First the Pew Research Center, a respected nonpartisan polling outfit, showed President Bush ahead of John Kerry by just one point among likely voters nationwide. Then Gallup, another major brand in polling, showed Mr. Bush ahead of Senator Kerry by 13 points, also among likely voters. Other polls showed either a dead heat or a Bush lead, but smaller than the Gallup result.
Pollsters and experts flooded the zone with explanations: Bush's convention bounce is fading. The electorate is more volatile than previously thought. And, most fundamentally, don't read too much into any one poll. As the cliche goes, polls are just a snapshot in time - and sometimes the lens isn't quite in focus.
It's also worth noting, pollsters say, that it's still too early to come to any firm conclusions about who will win in November.
...
The latest Pew poll provides stark evidence that the electorate may be more volatile than previously thought. The survey of 1,972 registered voters was taken in two waves. The first group, polled Sept. 8-10, gave Bush a whopping 54-38 percent lead among likely voters. But by the second group, surveyed Sept. 11-14, that lead had vanished, and the race among likely voters showed Bush up by just 1 point, 47 to 46 percent.
Pew describes crosscurrents in opinion that could push swing voters first one way, then another. The pounding that Kerry took during August and at the GOP convention in New York clearly hurt the Democrat, while Bush remains vulnerable on Iraq and the economy, the Pew report said.
But even with a poll whose top line shows a statistical tie, it's possible to give one side an edge, says Raghavan Mayur, president of the TIPP poll, which conducts surveys for this newspaper. His latest poll, released Sept. 14, showed Bush and Kerry tied at 46 percent each. But Mr.

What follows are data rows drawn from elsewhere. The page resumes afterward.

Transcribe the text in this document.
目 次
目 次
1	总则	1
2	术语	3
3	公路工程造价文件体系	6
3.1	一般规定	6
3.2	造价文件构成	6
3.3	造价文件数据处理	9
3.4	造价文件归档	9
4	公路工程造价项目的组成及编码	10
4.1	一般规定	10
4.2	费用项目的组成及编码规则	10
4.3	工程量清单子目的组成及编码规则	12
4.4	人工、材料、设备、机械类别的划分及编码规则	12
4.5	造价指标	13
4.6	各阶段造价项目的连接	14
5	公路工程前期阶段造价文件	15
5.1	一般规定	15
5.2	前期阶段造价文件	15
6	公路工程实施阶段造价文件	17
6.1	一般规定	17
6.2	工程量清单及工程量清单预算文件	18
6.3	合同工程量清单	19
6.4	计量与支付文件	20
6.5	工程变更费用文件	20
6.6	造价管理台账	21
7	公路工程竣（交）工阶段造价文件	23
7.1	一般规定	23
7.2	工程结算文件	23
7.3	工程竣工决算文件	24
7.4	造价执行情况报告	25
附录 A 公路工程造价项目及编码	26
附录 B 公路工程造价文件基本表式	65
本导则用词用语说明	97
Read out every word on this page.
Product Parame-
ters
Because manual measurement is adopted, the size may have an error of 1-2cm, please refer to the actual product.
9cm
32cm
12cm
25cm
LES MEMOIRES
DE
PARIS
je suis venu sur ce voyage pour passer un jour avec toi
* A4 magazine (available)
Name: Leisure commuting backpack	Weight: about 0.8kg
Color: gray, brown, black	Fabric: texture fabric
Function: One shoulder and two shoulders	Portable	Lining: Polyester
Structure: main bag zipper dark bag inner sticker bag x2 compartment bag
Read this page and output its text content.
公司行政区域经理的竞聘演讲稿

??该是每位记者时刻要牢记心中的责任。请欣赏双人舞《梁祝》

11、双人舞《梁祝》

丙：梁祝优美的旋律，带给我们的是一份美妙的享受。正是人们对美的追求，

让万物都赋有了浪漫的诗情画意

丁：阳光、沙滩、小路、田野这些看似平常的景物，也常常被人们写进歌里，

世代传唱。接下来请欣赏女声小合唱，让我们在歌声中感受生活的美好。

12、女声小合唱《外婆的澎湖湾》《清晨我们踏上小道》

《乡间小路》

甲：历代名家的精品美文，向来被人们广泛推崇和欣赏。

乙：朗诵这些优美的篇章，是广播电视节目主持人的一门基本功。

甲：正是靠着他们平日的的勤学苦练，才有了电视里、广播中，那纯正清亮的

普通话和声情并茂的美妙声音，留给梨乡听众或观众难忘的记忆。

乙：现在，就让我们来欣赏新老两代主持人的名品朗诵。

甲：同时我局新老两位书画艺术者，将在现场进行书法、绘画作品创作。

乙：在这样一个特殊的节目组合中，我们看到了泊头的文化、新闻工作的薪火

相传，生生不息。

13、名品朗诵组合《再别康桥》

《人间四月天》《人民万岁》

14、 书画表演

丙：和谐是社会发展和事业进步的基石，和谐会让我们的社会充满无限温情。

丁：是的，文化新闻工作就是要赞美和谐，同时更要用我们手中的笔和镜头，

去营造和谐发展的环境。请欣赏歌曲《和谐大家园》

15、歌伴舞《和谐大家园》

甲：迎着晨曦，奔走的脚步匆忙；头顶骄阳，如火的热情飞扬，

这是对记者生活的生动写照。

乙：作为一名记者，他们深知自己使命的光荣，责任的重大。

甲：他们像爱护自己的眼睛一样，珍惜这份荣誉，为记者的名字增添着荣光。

Mayur still sees Bush as slightly ahead, based on the intensity of his voters.
"Whenever there is a tie, what I do is look at the next layer of statistics to see how the wind is blowing," he says.
All polls vary in their methodology, but perhaps none is more subjective than weighting for party identification - a practice some follow and others don't. Over the past three decades, the Democratic lead in voters' self-identification with that party has declined compared with Republicans; some pollsters factor in evolving voter ID when they weight their samples while others don't.
John Zogby, whose eve-of-election polling accurately predicted the final outcome in both the 2000 and 1996 presidential races, does weight his samples according to his best sense of how voters identify themselves."We all use artistry; the difference is I admit it," says Mr. Zogby."I'm a historian and when you're dealing with people, it's not all statistics."
Another factor that has made polling increasingly difficult is the public's declining willingness to give pollsters the time of day. The new do-not-call registry does not apply to pollsters, but it has emboldened the public to ignore, or reject with expletives, their requests for interviews. Proliferation of caller ID also hurts pollsters.